You are viewing a plain text version of this content. The canonical link for it is here.
Posted to user@spark.apache.org by Hitesh Goyal <hi...@nlpcaptcha.com> on 2016/09/28 05:28:17 UTC

Trying to fetch S3 data

Hi team,

I want to fetch data from Amazon S3 bucket. For this, I am trying to access it using scala.
I have tried the basic wordcount application in scala.
Now I want to retrieve s3 data using it.
I have gone through the tutorials and I found solutions for uploading files to S3.
Please tell me how can I retrieve the data buckets stored in S3.

Regards,
Hitesh Goyal
Simpli5d Technologies
Cont No.: 9996588220


Re: Trying to fetch S3 data

Posted by Steve Loughran <st...@hortonworks.com>.
On 28 Sep 2016, at 06:28, Hitesh Goyal <hi...@nlpcaptcha.com>> wrote:

Hi team,

I want to fetch data from Amazon S3 bucket. For this, I am trying to access it using scala.
I have tried the basic wordcount application in scala.
Now I want to retrieve s3 data using it.
I have gone through the tutorials and I found solutions for uploading files to S3.
Please tell me how can I retrieve the data buckets stored in S3.
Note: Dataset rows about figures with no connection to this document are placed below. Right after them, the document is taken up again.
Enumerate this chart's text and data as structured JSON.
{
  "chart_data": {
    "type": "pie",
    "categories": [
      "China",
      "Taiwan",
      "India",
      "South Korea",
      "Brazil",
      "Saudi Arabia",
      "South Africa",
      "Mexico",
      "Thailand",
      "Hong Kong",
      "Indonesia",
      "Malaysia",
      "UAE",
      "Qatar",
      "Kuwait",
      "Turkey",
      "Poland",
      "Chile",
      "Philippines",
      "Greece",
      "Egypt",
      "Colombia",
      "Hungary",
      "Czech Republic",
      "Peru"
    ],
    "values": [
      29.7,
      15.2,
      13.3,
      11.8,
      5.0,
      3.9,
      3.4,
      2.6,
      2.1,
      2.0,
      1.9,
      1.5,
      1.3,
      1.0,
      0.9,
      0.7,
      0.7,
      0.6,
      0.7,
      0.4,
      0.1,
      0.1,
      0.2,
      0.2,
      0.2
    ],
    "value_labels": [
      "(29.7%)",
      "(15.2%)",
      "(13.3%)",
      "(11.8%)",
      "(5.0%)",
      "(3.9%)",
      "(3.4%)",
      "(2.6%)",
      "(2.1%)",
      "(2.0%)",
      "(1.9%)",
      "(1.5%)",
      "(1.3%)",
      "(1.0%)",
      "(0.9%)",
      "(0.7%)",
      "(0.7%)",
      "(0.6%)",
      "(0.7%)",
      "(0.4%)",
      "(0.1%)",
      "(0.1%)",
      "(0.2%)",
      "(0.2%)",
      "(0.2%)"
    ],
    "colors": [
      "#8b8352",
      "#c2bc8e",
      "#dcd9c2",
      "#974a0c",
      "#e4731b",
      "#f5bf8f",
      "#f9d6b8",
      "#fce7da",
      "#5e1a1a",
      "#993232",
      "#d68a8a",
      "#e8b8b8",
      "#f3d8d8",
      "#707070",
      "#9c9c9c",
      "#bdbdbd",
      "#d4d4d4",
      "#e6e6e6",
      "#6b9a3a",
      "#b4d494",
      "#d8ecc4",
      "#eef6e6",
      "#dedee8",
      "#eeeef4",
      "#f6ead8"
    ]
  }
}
This is actually something I'm trying to document as part of some work to add a spark-cloud module which adds the appropriate JARs to the classpath for things to work out the box.

Could you have a look at

https://github.com/steveloughran/spark/blob/b04c037f2925d9b698e541493fc936627ddcf9ba/docs/cloud-integration.md

And tell me where it could be improved?